MHSE is an algorithm to efficiently estimate the effective diameter and other distance metrics on very large graphs that are based on the neighborhood function such as the exact diameter, the (effective) radius or the average distance (more details) . Currently, we have published two version of the algorithm: the original one (MHSE), and the space efficient one (SE-MHSE) that, produces the same outcomes of MHSE but with less space complexity. SE-MHSE allows you to run this algorithm on machines with limited memory and also to easily parallelize it using any map-reduce framework. You can find our algorithm at the following link .

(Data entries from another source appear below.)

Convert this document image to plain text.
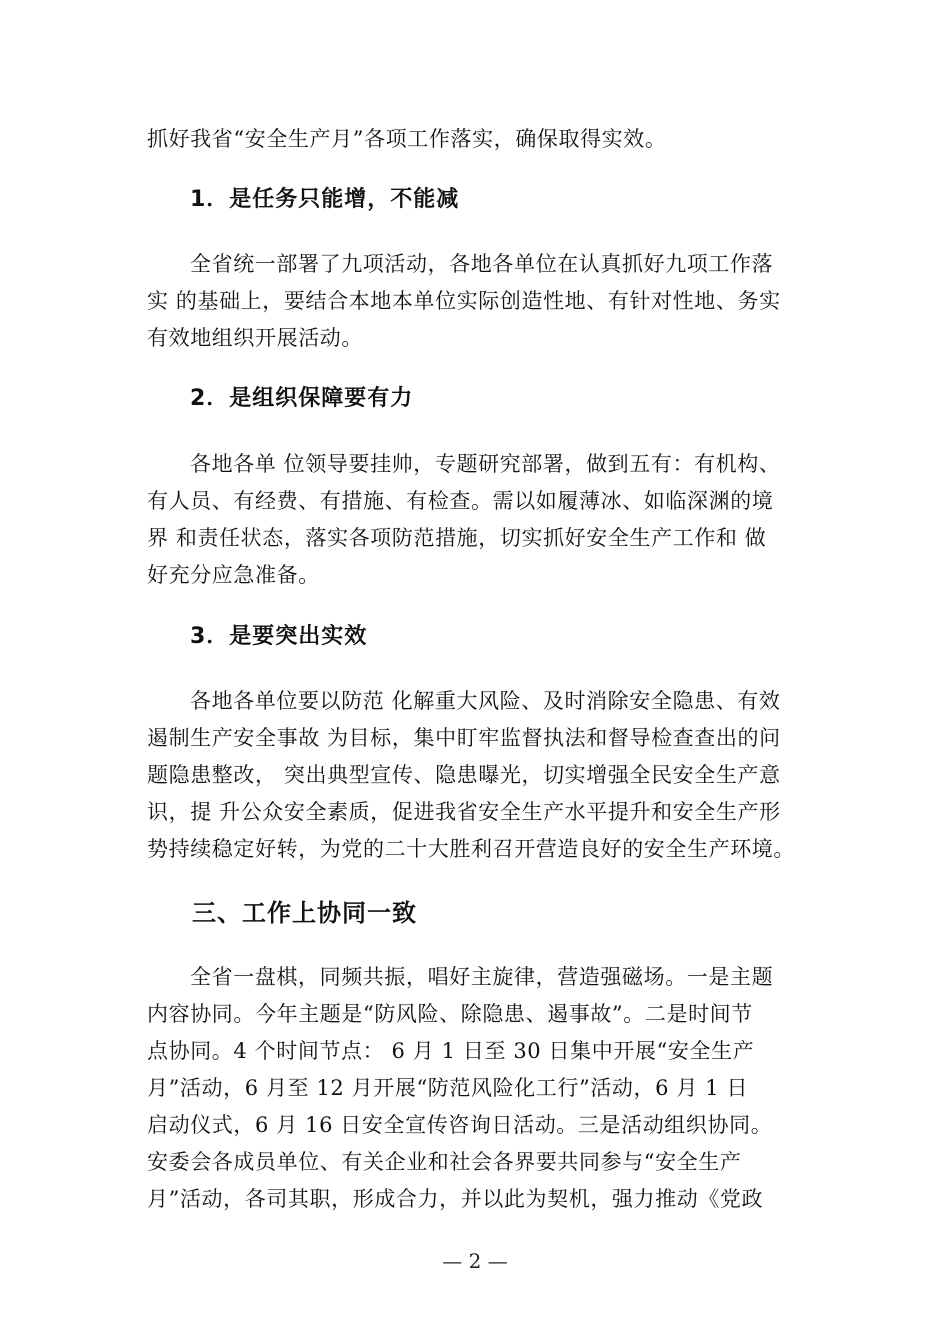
抓好我省“安全生产月”各项工作落实，确保取得实效。
1．是任务只能增，不能减
全省统一部署了九项活动，各地各单位在认真抓好九项工作落
实 的基础上，要结合本地本单位实际创造性地、有针对性地、务实
有效地组织开展活动。
2．是组织保障要有力
各地各单 位领导要挂帅，专题研究部署，做到五有：有机构、
有人员、有经费、有措施、有检查。需以如履薄冰、如临深渊的境
界 和责任状态，落实各项防范措施，切实抓好安全生产工作和 做
好充分应急准备。
3．是要突出实效
各地各单位要以防范 化解重大风险、及时消除安全隐患、有效
遏制生产安全事故 为目标，集中盯牢监督执法和督导检查查出的问
题隐患整改， 突出典型宣传、隐患曝光，切实增强全民安全生产意
识，提 升公众安全素质，促进我省安全生产水平提升和安全生产形
势持续稳定好转，为党的二十大胜利召开营造良好的安全生产环境。
三、工作上协同一致
全省一盘棋，同频共振，唱好主旋律，营造强磁场。一是主题
内容协同。今年主题是“防风险、除隐患、遏事故”。二是时间节
点协同。4 个时间节点： 6 月 1 日至 30 日集中开展“安全生产
月”活动，6 月至 12 月开展“防范风险化工行”活动，6 月 1 日
启动仪式，6 月 16 日安全宣传咨询日活动。三是活动组织协同。
安委会各成员单位、有关企业和社会各界要共同参与“安全生产
月”活动，各司其职，形成合力，并以此为契机，强力推动《党政
— 2 —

The algorithm outputs the following JSON:
{
"collisionsTable" :
"minHashNodeIDs" :
"numSeeds" :
"numNodes" :
"numArcs" :
"seedsTime" :
"lastHops" :
"time" :
"lowerBoundDiameter" :
"totalCouples" :
"totalCouplePercentage" :
"avgDistance" :
"effectiveDiameter" :
"algorithmName" :
"maxMemoryUsed" :
"seedsList" :
"threshold" :
"direction" :
"hopTable" :
}
If you execute the algorithm more than once, it will output a list of JSON:
[{
"collisionsTable" :
"minHashNodeIDs" :
.
.
.
"direction" :
"hopTable" :
},{
"collisionsTable" :
"minHashNodeIDs" :
.
.
.
"direction" :
"hopTable" :
},
.
.
.
]
You can set the same output file for all your executions of the MHSE and\or SEMHSE obtaining a list of JSON of all the exectutions (or you can also create the list of JSON as a second step after all the experiments). Given the JSON the script will automatically detect all the different parameters and group them all to calculate the statistics.